Sixty years after the untimely death of Milton Steinberg, scholars have collaborated to publish an incomplete and previously unknown novel by the legendary author of As a Driven Leaf (1939).The newly released novel, The Prophet’s Wife (Behrman House, $24.95), is the story of Hosea and his wayward wife Gomer, a tale of love and betrayal that provides a compelling backdrop to one of the most unsettling biblical texts, with a surprising feminist twist.

At the beginning of the book of Hosea, God instructs the prophet to take a “wife of harlotry” and father “children of harlotry” to symbolize the troubled relationship between God and the People of Israel. Hosea accordingly marries Gomer bat Diblayim and bestows upon the children that are born to them names that reflect God’s harsh response to Israel’s unpardonable sins. This biblical account served as Steinberg’s inspiration, but most of the people and events that feature in the novel are products of the author’s own imagination. The masterful storytelling and gripping portraiture that made Steinberg’s first novel one of the most influential Jewish books of the twentieth century are again on full display.

As the title indicates, the narrative centers on the relationship between Hosea and his wife, but it is really about the making of a prophet, a story in which prophecy is defined as the insight of a sensitive and discerning individual into his own circumstances and experiences. Set in the northern kingdom of Israel during the eighth-century BCE reign of King Jeroboam, the narrative follows Hosea from boyhood to middle age and from the wonder of new love and the convictions of untested faith to a calling that is born of disloyalty, self-doubt, and despair.

The greatest license Steinberg took with the biblical text was to invert the storyline: according to the Bible, Hosea is commanded to marry a harlot, but in the novel, he freely loves and weds the chaste if willful Gomer and only later discovers her transgressions and infidelities. The inversion is a brilliant twist that offers insight into an age-old conundrum: why does God return to the people after their repeated betrayals? The intense, complicated, and very human dynamic between Steinberg’s Hosea and Gomer adds force to the biblical metaphor and suggests that God and Israel too are bound to one another in spite of it all.
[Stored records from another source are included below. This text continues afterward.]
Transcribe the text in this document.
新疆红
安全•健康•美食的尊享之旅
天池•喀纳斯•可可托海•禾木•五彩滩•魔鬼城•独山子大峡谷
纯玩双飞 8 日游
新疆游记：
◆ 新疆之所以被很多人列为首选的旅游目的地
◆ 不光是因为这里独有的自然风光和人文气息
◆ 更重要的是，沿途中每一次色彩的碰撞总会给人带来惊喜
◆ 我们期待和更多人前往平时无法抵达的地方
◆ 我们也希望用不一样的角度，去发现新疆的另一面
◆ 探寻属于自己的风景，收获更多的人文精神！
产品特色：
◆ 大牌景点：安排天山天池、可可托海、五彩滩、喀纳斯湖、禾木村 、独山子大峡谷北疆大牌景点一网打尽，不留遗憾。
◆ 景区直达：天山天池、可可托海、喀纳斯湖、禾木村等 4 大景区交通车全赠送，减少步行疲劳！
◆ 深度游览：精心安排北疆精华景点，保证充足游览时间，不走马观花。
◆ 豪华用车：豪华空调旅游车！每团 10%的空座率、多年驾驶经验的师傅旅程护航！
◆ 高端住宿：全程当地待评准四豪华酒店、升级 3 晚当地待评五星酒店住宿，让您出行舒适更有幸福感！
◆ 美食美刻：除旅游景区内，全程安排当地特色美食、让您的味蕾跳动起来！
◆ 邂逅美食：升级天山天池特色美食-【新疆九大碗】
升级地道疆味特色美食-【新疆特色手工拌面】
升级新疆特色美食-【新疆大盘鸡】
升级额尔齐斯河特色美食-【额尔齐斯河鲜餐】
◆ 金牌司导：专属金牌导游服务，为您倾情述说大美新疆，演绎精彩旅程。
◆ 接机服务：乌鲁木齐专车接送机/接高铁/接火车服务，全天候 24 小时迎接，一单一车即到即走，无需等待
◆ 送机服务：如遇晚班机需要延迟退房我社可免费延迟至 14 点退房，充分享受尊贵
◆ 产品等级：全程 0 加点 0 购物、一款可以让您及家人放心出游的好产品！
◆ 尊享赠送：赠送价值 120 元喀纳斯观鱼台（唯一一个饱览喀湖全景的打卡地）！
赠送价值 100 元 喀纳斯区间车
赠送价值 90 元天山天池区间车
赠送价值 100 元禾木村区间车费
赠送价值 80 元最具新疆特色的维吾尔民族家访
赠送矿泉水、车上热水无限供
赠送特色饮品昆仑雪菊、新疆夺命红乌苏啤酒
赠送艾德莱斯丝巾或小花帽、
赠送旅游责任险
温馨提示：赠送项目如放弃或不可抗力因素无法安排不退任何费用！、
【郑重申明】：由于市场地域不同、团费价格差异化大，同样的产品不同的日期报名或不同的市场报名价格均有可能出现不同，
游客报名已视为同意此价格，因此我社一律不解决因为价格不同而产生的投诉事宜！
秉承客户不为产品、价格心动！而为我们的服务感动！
Despite the highly conventional use of gender in the prophecies of Hosea, Steinberg managed to write a story with distinctly modern and even feminist overtones. To begin with, he gave Gomer the voice and the depth of personality that she lacks entirely in the biblical text, where she is more of a concept than a character. And he depicted prostitution as a societal failing rather than a moral lapse, the product of women’s particular vulnerability to poverty and misfortune. Strikingly, it is these touches that render Steinberg’s interpretation of the biblical narrative most convincing.

In the Bible, Hosea’s prophesy indicates that God will ultimately forgive the sins of Israel and end their estrangement. But Steinberg left his novel unfinished, and it is hard to know whether he intended for the fictional Hosea and Gomer to reunite. The publishers, who discovered the typewritten manuscript in the archives of the American Jewish Historical Society, considered hiring another author to complete the story, but ultimately decided to leave Steinberg’s work as he did. The abrupt conclusion may frustrate some readers, but it is also an invitation to craft our own endings, partnering with the author in making modern meaning of an ancient text. 

Rachel Furst teaches Talmud and Jewish law and is working toward a Ph.D. in medieval Jewish history at the Hebrew University of Jerusalem.